Eu já falei antes, mas apenas rapidamente, sobre a parte musical do filme. Ele traz uma trilha sonora incrível (não disputou o Oscar, assim como o filme não foi indicado pra nenhum prêmio importante), desde a música de introdução, “Dream, My Little One, Dream”, até a já anteriormente citada, “Leaning on the Everlasting Arms” (esta de teor religioso, mas não menos bela por causa disso), juntamente com a trilha de fundo, trazem uma incrível força às imagens.

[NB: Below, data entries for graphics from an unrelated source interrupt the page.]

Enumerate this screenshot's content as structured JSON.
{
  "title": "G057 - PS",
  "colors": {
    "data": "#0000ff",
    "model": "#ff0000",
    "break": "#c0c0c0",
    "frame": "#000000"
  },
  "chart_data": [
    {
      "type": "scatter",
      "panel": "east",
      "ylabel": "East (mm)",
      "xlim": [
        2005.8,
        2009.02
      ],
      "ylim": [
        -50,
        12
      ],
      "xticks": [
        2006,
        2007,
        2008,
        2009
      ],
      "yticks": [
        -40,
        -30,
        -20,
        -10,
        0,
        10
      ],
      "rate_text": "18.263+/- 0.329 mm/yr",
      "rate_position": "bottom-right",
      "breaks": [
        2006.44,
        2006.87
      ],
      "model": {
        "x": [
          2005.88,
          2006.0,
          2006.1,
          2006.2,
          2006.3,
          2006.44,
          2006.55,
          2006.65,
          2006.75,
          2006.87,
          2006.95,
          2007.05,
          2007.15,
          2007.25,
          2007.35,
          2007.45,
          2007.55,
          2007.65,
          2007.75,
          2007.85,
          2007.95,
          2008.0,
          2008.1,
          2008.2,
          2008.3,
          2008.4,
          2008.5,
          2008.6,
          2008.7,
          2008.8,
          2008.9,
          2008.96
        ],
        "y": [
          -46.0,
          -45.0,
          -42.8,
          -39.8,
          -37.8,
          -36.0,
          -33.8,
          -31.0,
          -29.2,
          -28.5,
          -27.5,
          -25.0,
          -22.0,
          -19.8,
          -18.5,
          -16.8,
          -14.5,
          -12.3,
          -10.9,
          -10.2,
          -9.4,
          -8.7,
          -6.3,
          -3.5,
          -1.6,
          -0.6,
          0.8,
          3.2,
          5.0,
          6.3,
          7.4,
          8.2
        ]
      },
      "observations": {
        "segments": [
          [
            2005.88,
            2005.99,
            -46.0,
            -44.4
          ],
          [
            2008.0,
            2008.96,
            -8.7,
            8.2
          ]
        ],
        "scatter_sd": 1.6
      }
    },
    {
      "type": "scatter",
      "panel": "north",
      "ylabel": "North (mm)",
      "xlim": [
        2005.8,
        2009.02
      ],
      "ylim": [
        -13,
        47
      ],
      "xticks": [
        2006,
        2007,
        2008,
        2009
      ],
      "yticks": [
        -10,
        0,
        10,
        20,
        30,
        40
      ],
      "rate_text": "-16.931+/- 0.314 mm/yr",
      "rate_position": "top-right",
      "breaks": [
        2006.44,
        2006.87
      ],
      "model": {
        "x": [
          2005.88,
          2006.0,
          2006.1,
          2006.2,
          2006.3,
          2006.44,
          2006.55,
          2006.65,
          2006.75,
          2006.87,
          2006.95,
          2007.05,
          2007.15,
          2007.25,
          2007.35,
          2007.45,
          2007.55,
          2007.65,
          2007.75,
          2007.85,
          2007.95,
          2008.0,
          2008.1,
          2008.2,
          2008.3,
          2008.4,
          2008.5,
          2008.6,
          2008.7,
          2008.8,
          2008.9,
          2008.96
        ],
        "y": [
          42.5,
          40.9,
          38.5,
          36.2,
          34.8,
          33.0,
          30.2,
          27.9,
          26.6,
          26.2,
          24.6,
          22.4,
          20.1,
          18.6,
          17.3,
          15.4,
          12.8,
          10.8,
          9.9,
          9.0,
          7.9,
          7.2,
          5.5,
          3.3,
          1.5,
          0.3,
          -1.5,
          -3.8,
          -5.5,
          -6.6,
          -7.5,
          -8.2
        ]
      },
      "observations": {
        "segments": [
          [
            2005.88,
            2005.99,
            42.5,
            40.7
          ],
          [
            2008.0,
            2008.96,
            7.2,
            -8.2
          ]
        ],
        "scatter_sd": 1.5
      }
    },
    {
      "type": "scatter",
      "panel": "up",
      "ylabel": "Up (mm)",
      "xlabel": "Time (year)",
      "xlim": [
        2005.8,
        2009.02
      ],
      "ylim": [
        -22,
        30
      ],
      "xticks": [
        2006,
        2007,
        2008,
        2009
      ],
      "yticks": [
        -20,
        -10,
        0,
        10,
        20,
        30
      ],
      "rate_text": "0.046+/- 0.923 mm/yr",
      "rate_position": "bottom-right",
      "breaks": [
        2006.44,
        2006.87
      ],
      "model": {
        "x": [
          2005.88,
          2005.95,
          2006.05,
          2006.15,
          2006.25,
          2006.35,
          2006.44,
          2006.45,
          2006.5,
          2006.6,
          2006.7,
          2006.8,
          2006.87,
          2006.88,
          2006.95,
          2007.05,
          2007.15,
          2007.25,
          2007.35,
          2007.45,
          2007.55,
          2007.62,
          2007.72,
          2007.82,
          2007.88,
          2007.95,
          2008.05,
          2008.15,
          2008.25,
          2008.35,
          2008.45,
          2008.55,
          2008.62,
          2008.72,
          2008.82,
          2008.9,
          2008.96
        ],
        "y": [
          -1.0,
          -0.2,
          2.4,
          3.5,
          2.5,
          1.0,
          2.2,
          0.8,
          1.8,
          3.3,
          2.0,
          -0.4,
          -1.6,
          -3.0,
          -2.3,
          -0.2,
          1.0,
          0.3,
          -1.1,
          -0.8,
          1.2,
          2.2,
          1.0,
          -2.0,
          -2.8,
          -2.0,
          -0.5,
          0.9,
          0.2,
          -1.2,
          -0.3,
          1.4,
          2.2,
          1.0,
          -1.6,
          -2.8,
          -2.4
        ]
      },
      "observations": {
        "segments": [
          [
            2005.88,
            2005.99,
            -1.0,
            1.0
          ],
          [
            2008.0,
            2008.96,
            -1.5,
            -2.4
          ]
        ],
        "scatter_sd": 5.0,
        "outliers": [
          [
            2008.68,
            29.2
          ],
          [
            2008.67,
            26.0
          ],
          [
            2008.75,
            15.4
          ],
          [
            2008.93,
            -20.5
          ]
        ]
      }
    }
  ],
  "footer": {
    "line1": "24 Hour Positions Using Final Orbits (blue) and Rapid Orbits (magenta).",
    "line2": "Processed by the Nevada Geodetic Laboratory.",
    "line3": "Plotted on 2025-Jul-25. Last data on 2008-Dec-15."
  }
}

Assim como todo o filme, a trilha é uma mistura entre o bem (no filme, as crianças; na trilha, as músicas calmas e alegres, com mensagens de vida) e o mal (no filme, Powell, obviamente; na trilha, notas fortes e graves, tensas). Aliás, tudo dentro do filme parece ser uma antítese, sempre há o lado bom e o mau, como conta uma história do próprio Powell e suas mãos decoradas com as palavras “LOVE” and “HATE”. Uma jogada de mestre do roteiro.

O Mensageiro do Diabo não é um clássico muito conhecido, talvez porque não teve destaque nos Oscars – parece ser uma pré-condição para um filme virar clássico, em muitos casos. O que é uma grande bobagem, claro, já que o Oscar em boa parte das ocasiões não é sinônimo de justiça. Ainda assim, é um grande suspense, e qualquer fã de Hitchcock deveria experimentar, caso ainda não o tenha feito. O personagem central é incrível, a trilha sonora e a fotografia são obras-de-arte, e mesmo com as escapadas e forçadas de barra que o roteiro apresenta (tudo para gerar mais impacto dramático, mas ainda assim são forçadas de barra), é um filme que tem tudo para ficar na imaginação de quem o assiste. Vi ele pela primeira vez recentemente, e não creio que vá esquecer seus principais momentos tão cedo. Mais um que recomendo!

Comentários (1)

Rodrigo Melo | quarta-feira, 04 de Março de 2015 - 03:01

Bela crítica. Esse é um suspense daqueles que te fazem pensar durante um bom tempo. Ótimo filme.